This news release describes extended outcomes of a large, randomized controlled trial comparing the effects of coronary artery bypass grafting (CABG) surgery plus medical treatment with those of medical treatment alone on patients with dysfunction or failure of their heart’s pumping function. The study showed significantly lower rates of death from any cause (59% vs 66%) and death from a heart or blood vessel-related cause (41% vs 49%) as well as greater median survival (7.7 vs 6.3 years) among those who received CABG and medical treatment compared to those who received medical treatment alone. This release covered much of what we like to see in news releases but omitted cost and harms.

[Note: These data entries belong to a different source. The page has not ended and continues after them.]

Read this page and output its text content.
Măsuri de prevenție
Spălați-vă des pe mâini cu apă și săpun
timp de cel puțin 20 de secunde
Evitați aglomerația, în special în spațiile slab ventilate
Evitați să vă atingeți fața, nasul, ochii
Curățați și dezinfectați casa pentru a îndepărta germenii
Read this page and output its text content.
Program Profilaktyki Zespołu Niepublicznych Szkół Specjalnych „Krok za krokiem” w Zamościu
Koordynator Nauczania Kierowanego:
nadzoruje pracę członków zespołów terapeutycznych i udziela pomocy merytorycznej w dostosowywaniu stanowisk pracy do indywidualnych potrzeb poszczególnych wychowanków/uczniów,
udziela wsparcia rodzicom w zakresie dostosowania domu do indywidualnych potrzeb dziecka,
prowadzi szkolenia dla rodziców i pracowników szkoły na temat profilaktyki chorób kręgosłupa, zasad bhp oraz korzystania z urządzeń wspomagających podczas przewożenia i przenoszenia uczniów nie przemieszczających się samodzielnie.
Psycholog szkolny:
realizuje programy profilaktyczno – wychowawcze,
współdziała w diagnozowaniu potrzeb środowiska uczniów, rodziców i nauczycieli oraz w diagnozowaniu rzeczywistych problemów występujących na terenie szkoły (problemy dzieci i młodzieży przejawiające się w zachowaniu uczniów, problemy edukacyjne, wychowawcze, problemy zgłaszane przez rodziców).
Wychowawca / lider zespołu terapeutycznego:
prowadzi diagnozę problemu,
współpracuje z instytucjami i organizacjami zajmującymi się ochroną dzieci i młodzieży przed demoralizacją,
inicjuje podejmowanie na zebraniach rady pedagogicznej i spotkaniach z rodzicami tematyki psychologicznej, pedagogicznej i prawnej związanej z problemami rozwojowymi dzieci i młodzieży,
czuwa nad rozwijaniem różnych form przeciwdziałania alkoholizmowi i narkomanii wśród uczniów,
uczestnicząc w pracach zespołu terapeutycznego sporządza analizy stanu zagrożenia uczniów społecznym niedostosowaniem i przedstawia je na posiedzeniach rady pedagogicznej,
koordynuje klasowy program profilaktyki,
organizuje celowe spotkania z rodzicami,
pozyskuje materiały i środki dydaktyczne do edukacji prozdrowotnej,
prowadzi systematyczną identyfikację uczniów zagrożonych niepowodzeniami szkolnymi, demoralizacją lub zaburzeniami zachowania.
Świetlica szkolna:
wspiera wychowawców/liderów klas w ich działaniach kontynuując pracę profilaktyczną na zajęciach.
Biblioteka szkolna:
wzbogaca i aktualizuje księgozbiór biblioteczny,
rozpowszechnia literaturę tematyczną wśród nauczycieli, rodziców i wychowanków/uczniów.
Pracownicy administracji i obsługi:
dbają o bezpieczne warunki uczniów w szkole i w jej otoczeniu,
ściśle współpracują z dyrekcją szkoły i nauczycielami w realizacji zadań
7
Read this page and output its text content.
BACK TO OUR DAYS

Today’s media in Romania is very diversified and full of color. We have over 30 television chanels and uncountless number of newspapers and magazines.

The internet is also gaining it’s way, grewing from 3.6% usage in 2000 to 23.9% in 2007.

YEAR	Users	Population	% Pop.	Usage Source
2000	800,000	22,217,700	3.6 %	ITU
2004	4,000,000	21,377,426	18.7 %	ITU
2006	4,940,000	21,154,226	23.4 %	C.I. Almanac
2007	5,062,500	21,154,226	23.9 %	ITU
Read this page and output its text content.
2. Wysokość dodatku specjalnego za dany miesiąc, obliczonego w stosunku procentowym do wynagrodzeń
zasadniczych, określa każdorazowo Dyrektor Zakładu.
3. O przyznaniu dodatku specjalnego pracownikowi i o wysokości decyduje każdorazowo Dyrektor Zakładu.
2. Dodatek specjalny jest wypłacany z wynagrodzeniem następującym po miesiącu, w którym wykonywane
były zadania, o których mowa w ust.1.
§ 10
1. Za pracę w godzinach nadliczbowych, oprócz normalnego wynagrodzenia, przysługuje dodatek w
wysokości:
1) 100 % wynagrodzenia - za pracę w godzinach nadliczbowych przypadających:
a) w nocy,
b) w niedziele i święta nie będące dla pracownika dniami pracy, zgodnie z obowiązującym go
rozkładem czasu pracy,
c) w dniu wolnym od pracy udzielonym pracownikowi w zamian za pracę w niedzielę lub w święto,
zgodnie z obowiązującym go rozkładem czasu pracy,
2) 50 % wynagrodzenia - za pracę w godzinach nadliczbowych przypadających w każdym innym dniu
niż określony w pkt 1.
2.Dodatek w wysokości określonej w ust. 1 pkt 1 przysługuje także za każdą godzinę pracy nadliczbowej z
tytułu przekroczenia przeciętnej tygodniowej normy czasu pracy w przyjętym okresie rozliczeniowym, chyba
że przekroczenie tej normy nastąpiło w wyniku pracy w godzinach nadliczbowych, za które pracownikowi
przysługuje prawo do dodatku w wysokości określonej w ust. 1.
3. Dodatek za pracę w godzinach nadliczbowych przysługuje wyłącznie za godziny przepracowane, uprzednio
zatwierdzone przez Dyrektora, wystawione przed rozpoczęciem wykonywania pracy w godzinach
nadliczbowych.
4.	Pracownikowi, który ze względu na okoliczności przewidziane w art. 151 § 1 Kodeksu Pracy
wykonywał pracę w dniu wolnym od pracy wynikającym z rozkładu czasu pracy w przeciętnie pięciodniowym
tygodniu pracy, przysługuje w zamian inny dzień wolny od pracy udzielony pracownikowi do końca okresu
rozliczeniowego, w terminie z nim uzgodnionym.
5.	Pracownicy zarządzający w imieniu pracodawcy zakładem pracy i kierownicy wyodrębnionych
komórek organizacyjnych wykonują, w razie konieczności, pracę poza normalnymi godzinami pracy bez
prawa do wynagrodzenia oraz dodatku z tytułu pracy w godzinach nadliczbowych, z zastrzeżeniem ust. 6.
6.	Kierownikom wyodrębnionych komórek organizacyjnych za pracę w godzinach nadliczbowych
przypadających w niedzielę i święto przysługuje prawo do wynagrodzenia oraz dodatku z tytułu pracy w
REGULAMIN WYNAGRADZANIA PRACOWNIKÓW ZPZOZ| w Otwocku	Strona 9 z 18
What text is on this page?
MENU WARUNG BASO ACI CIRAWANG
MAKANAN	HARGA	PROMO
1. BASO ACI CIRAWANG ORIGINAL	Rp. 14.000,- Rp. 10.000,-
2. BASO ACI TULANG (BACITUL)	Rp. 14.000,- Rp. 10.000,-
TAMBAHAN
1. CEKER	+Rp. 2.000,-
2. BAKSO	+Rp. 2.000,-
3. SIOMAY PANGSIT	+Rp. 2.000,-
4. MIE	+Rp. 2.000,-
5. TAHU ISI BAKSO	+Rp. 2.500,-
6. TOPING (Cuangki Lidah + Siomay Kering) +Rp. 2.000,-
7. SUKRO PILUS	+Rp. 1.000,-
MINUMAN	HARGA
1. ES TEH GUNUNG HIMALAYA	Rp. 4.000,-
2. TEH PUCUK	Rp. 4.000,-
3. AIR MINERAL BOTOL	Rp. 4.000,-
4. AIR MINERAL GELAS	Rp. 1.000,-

This study offers important information on the positive long-term impact of a widely performed surgery on a population previously thought to be too sick to receive it. As the U.S. population ages, more and more people suffer from cardiovascular disease, and more of those patients suffer from heart failure and left ventricular insufficiency. Improved treatment for these patients is important. The initial study also showed that CABG could be used to treat these sicker patients. Whether the median increase in longevity of 1.4 years and a 7 percent increased chance of living for 10 years is significant in human terms must be weighed against the availability of other treatments and the risks of major surgery.
There is no discussion of cost in this release. Perhaps the cost of medical treatment is moot as both groups received that, but it’s useful context for the reader. CABG is major surgery and consequently expensive. Some estimates of cost for uninsured patients range from $70,000 to $200,000. Even with medical insurance coverage, deductibles can be very large. It’s also possible that the high cost of surgery could be offset by less need for downstream care among surgical patients who appeared to fare better in the study — e.g. less need for hospitalizations and other costly care. Discussion of any or all of these points would have earned the release a Satisfactory rating.
The benefits of this approach are discussed in the release and quantified. “The bypass surgery was associated with an overall 1.4-year increase in median survival time (7.7 vs. 6.3 years),” according to the release. Overall, the release did a nice job of presenting absolute rates of death in each group of study participants, but there was no mention of statistical significance which would have been helpful to include for more savvy readers.
The potential harms of a major surgery like CABG should have been mentioned as they must be considered and weighed against the benefits of 1.4 years of additional survival. The National Heart Lung and Blood Institute says the risks of CABG include “wound infection and bleeding, reactions to anesthesia, fever, pain, stroke, heart attack, or even death.”
The release does a good job of characterizing the quality of the evidence, but we’re always open to even more details, such as how the study was blinded to prevent bias. The researchers managed to track nearly all of the subjects in the initial study. It is unclear how they accounted for those patients who later received CABG, left ventricular assist devices or heart transplants, but the 10 follow-up data appear well done.
There is no disease mongering here. Coronary artery disease is widespread among the older American population.
The funding sources are clearly stated in the paper. As this is part of a clinical trial, there appears to be no conflict of interest.
The study itself compared alternatives, with half the patients randomized for medical treatment only and the other half for medical treatment and CABG. No comparison was made to the alternatives of heart transplant or left ventricular assist devices, but these do seem to be unusual treatments in this population.
The release doesn’t talk about how often or widely CABG is used but it is well known that CABG is available and has been in use for many years. It would have been helpful to mention that CABG is performed on sicker patients in some specialty hospitals.
The release claims novelty through this statement by a lead investigator: “The current 10-year follow-up provides new important insights about patient subgroups that are more likely to benefit from CABG as compared to medical therapy alone.” The procedure itself is not novel but this appears to be new information concerning patient outcomes in a specific subgroup.
There is no unjustifiable language here.